心なしか、深い疲れと影が入り、髭が1ミリほど伸びた気がする。
ヤスはスマホの真っ暗になった画面に視線を落としてしばらく硬直すると、無言のまま何かを操作し始めた。どうやら人間世界で普及している通信道具のようだ。
「消えろ、消えろ、消えろ、消えろ、消えろ、消えろ、消えろ―――――。すべて俺の全データの中から消えてなくなっちまえ―――――!!」
絶叫のような咆哮を轟かせて、ヤスは机の上に突っ伏した。
「なぁに、うるさいわね。またフラれたの?」
「あ」
漆黒のローブに漆黒のとんがり帽子。漆黒の髪に真紅の瞳。
白皙のような肌に薔薇のような唇。
容貌は「絶世」と称してもよいほどの美貌。
たっぷりボリュームを強調したきわどく体にフィットした皮鞣しのタンクトップは、ちょうど胸の谷間の部分がハート形に切り取られ、谷間が見える。谷間の部分には「喧嘩上等」の四文字が刻み込まれている。
スリットが深く入ったへそ出しロングスカートの隙間からは真っ白な美脚が登場し、網タイツに真紅のハイヒールといういでたちだ。腰に巻かれた皮ひもには呪具や護符。研磨された宝石や、呪いを込めたナイフ。干したトカゲや蛇の皮、狐のしっぽや豚の耳などを引っ付いて歩いている。歩くたびにジャラジャラと音がするのは致し方ない。
ただ、それだけなら世に言う男性も涎を垂らして寄り付いていきそうなものなのだが。
「シオルネーラ」
「湿っぽいわねぇ。
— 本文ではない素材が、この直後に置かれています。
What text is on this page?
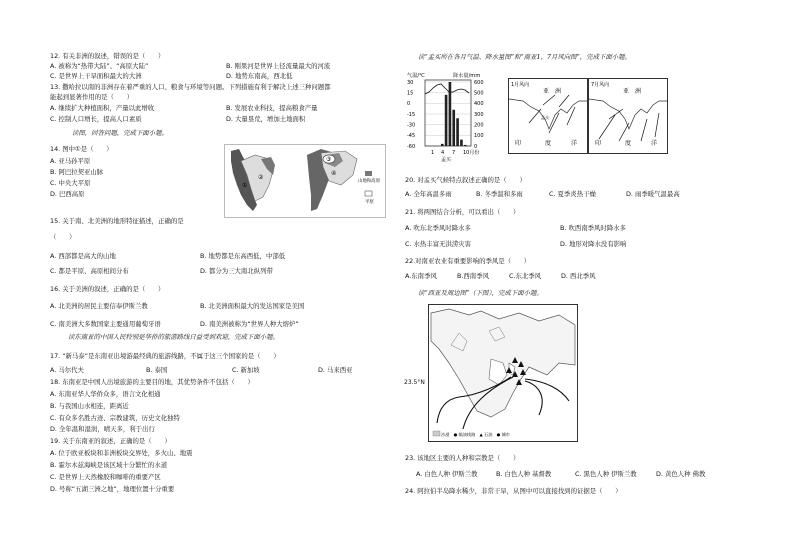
12. 有关非洲的叙述，错误的是（　　）
A. 被称为“热带大陆”、“高原大陆”	B. 刚果河是世界上径流量最大的河流
C. 是世界上干旱面积最大的大洲	D. 地势东南高，西北低
13. 撒哈拉以南的非洲存在着严重的人口、粮食与环境等问题。下列措施有利于解决上述三种问题都
能起到显著作用的是（　　）
A. 继续扩大种植面积，产量以此增收	B. 发展农业科技，提高粮食产量
C. 控制人口增长，提高人口素质	D. 大量垦荒，增加土地面积
读图，回答问题，完成下面小题。
14. 图中①是（　　）
A. 亚马孙平原
B. 阿巴拉契亚山脉
C. 中央大平原
D. 巴西高原
①
②
③
④
山地和高原
平原
15. 关于南、北美洲的地形特征描述，正确的是
（　　）
A. 西部都是高大的山地	B. 地势都是东高西低，中部低
C. 都是平原、高原相间分布	D. 都分为三大南北纵列带
16. 关于美洲的叙述，正确的是（　　）
A. 北美洲的居民主要信奉伊斯兰教	B. 北美洲面积最大的发达国家是美国
C. 南美洲大多数国家主要通用葡萄牙语	D. 南美洲被称为“世界人种大熔炉”
读东南亚的中国人民特别是华侨的旅游路线日益受到欢迎，完成下面小题。
17. “新马泰”是东南亚出境游最经典的旅游线路，不属于这三个国家的是（　　）
A. 马尔代夫	B. 泰国	C. 新加坡	D. 马来西亚
18. 东南亚是中国人出境旅游的主要目的地，其优势条件不包括（　　）
A. 东南亚华人华侨众多，语言文化相通
B. 与我国山水相连，距离近
C. 有众多名胜古迹、宗教建筑，历史文化独特
D. 全年温和湿润，晴天多，利于出行
19. 关于东南亚的叙述，正确的是（　　）
A. 位于欧亚板块和非洲板块交界处，多火山、地震
B. 霍尔木兹海峡是该区域十分繁忙的水道
C. 是世界上天然橡胶和咖啡的重要产区
D. 号称“五湖三洲之地”，地理位置十分重要
读“孟买所在各月气温、降水量图”和“南亚1、7月风向图”，完成下面小题。
气温/℃	降水量/mm
30	600
15	500
0	400
-15	300
-30	200
-45	100
-60	0
1 4 7 10月份
孟买
1月风向
亚　洲
孟买
印	度	洋
7月风向
亚　洲
印	度	洋
20. 对孟买气候特点叙述正确的是（　　）
A. 全年高温多雨	B. 冬季温和多雨	C. 夏季炎热干燥	D. 雨季暖气温最高
21. 将两图结合分析，可以看出（　　）
A. 吹东北季风时降水多	B. 吹西南季风时降水多
C. 水热丰富无洪涝灾害	D. 地形对降水没有影响
22.对南亚农业有重要影响的季风是（　　）
A.东南季风	B.西南季风	C.东北季风	D. 西北季风
读“西亚及周边图”（下图），完成下面小题。
沙漠　● 输油线路　▲ 石油　● 城市
23.5°N
23. 该地区主要的人种和宗教是（　　）
A. 白色人种 伊斯兰教	B. 白色人种 基督教	C. 黑色人种 伊斯兰教	D. 黄色人种 佛教
24. 阿拉伯半岛降水稀少，非常干旱，从图中可以直接找到的证据是（　　）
何よ今日は」
許可も取らず勝手に主任の隣のカウンターに腰を下ろした彼女は、腰に巻いている呪具の中から小さな水晶玉をぶちっと取り外すと、それにしなやかな指を翳し何やらつぶやくと薄煙の幻影の中に先ほどの安の一部始終を見て、突然笑い出した。
「ギャハハハハハッ! 何それ! フラれてやーんの。ザマぁ」
眼を向いて大きな口を開けて笑うものだから、とびっきりの美女も台無しである。
「あ、芋焼酎と焼き鳥3人前。奢ったげるわよ」
羽根つきウェイターに注文を申付けて、シオルネーラはゲハゲハと再び笑い出した。